綺麗なすみれ色の長い髪に桔梗の髪飾りを着け、レースのついた薄い桃色のブラウスにローズカラーのロングスカート、白いブーツを履いた、女の人が倒れていた。
「…………人間、か?」
「妖怪ではないわね………しかもよく見たら傷だらけじゃない」
「どうする?霊夢?」
「起こすわよ。何でここに倒れてるか聞かなきゃならないし………………異変が原因じゃなきゃいいけど」
「じゃ、起こすぜ………………おーい、大丈夫か?」
『………………ぅ………ここ、は………』
「おっ、気がついたみたいだな。

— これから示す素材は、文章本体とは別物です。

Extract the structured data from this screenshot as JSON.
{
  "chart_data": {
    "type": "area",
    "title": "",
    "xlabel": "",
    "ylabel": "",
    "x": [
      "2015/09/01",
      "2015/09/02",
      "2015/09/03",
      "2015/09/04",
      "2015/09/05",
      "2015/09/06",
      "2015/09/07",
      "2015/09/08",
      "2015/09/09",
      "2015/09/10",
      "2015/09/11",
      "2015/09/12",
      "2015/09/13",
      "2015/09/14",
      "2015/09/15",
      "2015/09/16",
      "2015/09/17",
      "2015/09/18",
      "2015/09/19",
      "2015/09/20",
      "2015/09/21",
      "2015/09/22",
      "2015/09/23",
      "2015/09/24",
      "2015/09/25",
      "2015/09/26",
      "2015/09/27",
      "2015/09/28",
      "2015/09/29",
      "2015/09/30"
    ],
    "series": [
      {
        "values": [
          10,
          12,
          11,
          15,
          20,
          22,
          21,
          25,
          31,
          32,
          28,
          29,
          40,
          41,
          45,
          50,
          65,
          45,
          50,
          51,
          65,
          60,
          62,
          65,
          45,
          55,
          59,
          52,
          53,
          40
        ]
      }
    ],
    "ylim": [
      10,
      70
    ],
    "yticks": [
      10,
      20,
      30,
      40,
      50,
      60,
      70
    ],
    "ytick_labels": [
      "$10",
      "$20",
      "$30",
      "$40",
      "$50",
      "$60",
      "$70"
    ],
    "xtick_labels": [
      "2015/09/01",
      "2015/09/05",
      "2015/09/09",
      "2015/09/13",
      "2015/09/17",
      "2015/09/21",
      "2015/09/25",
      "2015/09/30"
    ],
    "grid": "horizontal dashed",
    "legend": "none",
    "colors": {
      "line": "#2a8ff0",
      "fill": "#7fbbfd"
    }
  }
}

」
「あんた、ここで倒れてたのよ。何で倒れてたか教えてくれる?」
『……ここは、どこ?私は………誰?………………思い出せない………』
「「………え?」」
倒れてた理由を聞くが、返ってきたのは意外な言葉だった。
「………なぁ、もしかして………記憶……喪失………か?」
「………あなた、名前はわかる?」
『………名前………私の名前は………ハーティエル………』
「ハーティエルか………あ、あたしは霧雨魔理沙。で、こっちのがめついてそうなのが霊夢」
「がめついてそうなって何よ!私は博麗霊夢。博麗の巫女って言われてるわよ」
『霊夢さん、魔理沙さん………あの、ここはどこなのでしょうか?』
「ここは幻想郷よ」
『幻想郷………』
「で、ハーティエル………ハーティエルはどこから来たんだ?幻想郷では見ないし………」
『………わからない………』
「うーん………困ったわね………」
「お困りのようね、霊夢」
「げっ………この声は………」
空間が避けた所から、境界を操る程度の能力を持つすきま妖怪・八雲紫が現れた
「うふふ、そんな嫌そうな声出さないで?私と霊夢の仲じゃない………うふふ」
「誤解招くようなこと言うな!何であんたがここに来てるのよ、すきま妖怪!」
「………知り合いか?霊夢」
「全然」
「連れないわねぇ…………貴女達の疑問に答えてあげられるのに………」
「疑問?」
「貴女達、彼女の事、知りたがってたじゃない………私は知ってるわよ」
「それを早く言いなさいよ!ハーティエルは何者なの?」
「ハーティエルは………光を操る程度の能力を持つ結界の守り人よ」
「結界の………」
「守り人……?」
「そう、幻想郷と現実世界の結界の守り人………彼女は2つの世界の結界を悪しき力から1人で守ってきたの……何百年と、ね」
『………私、が………?』
「………でも、記憶を失ってるぜ?」
「何かトラブルがあったみたい………それが原因かもしれないわね………ねぇ、霊夢?」
「な、何よ……(嫌な予感が)」
「貴女と魔理沙とで彼女の記憶を取り戻してあげたらどうかしら?」
「な、何でよ…………(やっぱり!)」
「彼女が今まで守ってきてくれたから、幻想郷は無事なのよ?このまま放っておくと……………」
「わかったわよ…………(はぁ…厄日だわ)」
「…異変解決が巫女の仕事でしょ?」
「………あはは……霊夢、あたしも手伝うからさ、元気だせ!」
「他人事だと思って………」
『あの、すみません……』
「気にしないで、………で、すきま妖怪さん?手がかりはあるの………って、逃げやがったな………あいつ~!」
「とりあえず、紅魔館に行ってみるか。パチュリー辺りに話聞いてみようぜ?」
「そうね、………ハーティエル行くわよ」
『あ、はい!』
霊夢と魔理沙は、ハーティエルの記憶を取り戻すため………手がかりを探すことになった。